Didn't matter why. After her brother killed her father, Beth said she could never read another true crime book. And she could never hang out with me again because I reminded her of the stories she read and then lived through. Maybe her reading of the books, she had confessed to our mutual friend the artist, had brought this on her family.

The loss of Beth's father, brother, her family and our friendship was too complex for me to wrap myself around. I honored her request and never once saw or called her again. I do not know if she even knows I am an Investigator now.

It was indeed the forceps on the baby's frontal lobed that triggered the aberrant behavior. That method of forceps use in deliveries is no longer done.
So if a doctor delivered a baby that way today... and the same results occurred... it could be considered a case for malpractice. But back then, it was standard practice.

I think the point of this post is this.

Live every day without taking it for granted. Love with your full heart. You never know when someone you love will exit the planet.

Placing blame is an after thought, it does nothing to bring a person back. It does however, help to answer the most important question asked after a life altering injury or death.
"Why?"

I know now why Beth's brother killed her father. I still don't know why Lizzie killed her dad.
And I only think I know why my beloved investigator friend died so suddenly.

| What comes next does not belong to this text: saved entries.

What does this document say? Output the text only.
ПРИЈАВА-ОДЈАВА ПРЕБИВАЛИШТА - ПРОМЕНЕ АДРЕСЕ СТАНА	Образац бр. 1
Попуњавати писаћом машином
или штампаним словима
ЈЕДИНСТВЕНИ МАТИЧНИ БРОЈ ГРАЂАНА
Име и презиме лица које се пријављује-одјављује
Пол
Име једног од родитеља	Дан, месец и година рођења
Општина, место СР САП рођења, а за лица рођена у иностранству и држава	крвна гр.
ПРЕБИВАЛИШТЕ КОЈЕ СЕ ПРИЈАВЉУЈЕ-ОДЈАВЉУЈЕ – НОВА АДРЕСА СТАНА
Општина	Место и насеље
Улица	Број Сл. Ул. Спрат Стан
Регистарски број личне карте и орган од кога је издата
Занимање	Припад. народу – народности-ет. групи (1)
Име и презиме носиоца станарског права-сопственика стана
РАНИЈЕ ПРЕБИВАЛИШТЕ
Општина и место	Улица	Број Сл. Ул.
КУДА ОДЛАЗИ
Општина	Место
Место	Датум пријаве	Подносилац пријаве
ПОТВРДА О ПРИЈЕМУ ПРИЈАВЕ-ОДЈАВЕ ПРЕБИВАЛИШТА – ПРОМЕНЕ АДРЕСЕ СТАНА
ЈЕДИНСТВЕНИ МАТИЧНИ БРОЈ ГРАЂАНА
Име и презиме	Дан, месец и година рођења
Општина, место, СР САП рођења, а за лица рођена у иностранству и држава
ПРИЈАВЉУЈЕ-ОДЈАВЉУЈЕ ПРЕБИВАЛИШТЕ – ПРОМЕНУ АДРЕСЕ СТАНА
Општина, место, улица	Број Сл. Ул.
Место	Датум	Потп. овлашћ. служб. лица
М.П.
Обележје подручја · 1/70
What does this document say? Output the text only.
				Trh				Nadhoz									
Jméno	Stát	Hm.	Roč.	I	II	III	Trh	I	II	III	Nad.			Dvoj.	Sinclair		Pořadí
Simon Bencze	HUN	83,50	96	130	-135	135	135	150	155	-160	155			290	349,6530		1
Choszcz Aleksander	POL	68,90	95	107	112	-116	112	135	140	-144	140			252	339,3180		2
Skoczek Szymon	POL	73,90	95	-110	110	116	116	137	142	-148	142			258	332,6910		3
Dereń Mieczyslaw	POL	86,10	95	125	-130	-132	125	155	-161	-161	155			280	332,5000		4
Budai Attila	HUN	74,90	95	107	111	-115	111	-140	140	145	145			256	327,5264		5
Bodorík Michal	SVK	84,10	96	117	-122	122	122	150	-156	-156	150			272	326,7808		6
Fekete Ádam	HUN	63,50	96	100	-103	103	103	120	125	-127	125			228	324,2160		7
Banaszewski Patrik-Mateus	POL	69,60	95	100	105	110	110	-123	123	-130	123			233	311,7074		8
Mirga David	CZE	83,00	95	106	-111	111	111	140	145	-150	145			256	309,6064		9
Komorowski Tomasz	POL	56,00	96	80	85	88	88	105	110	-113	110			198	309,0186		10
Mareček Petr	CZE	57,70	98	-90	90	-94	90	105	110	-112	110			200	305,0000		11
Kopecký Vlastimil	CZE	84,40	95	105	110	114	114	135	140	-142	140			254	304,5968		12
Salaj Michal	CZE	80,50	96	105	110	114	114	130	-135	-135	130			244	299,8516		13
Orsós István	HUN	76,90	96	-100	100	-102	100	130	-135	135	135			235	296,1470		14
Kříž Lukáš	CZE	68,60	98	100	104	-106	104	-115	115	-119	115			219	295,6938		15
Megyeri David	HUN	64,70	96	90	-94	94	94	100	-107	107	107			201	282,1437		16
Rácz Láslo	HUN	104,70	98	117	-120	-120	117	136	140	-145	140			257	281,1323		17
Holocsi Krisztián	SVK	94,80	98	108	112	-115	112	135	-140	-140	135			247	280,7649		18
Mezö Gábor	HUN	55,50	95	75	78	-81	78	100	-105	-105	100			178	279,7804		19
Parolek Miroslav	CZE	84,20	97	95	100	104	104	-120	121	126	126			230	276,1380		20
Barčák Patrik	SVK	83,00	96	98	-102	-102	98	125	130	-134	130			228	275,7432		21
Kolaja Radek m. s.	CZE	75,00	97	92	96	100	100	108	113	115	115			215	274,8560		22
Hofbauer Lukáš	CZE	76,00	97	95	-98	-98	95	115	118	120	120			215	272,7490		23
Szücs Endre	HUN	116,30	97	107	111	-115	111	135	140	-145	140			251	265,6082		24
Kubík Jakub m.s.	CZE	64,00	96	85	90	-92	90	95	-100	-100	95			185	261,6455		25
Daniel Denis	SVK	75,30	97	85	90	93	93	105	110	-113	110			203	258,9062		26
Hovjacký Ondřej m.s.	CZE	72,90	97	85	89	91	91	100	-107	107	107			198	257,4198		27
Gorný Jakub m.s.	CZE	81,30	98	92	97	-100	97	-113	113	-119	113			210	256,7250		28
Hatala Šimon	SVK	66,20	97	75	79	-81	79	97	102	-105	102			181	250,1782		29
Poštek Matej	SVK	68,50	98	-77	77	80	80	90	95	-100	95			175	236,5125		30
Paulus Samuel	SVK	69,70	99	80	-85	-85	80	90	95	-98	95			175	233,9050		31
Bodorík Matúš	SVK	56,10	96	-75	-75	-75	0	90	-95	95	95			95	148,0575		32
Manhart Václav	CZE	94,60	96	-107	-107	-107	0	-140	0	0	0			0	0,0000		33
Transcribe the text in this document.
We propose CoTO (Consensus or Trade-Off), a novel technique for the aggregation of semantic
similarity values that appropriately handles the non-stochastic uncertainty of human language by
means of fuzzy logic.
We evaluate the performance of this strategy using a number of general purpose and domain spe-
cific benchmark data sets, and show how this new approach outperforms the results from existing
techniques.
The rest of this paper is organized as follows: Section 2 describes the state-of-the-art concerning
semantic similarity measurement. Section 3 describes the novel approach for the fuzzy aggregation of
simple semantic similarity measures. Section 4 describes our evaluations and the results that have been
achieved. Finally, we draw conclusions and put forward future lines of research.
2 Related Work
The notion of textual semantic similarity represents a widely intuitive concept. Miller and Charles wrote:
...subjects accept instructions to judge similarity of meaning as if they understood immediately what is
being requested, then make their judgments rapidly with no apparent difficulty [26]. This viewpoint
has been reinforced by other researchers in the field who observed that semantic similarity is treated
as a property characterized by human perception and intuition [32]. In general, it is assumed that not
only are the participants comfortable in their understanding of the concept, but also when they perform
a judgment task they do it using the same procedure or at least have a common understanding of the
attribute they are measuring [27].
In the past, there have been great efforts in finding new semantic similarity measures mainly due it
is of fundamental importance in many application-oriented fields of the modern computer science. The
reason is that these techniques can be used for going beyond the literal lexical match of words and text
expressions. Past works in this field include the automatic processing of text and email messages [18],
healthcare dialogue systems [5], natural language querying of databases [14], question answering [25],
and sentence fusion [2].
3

Because he took the pills... and every pill had side effects... and we all hope we won't be the ones that get the worst.

Medical malpractice investigations are not only hard and expensive for the attorneys to take on, they are are also hard and expensive to win.
They are incredibly complex and often the process of the investigation reveals other factors that raise questions about whether the victim contributed in some way to the downfall -- taking other medications, smoking, drinking, or having an underlying medical condition no one knew about until the injury or autopsy.

Nothing can change the fact that someone you love is dead.
What helps to soften the blow is to understand why.
And for those reasons, many people turn to investigators and personal injury attorneys, for answers.
The answers never solve the problem, they just break the questions down into a equation more fathomable to those grieving.
And then everyone does what they must.
Move on...
with one foot in the future and another stuck in the past.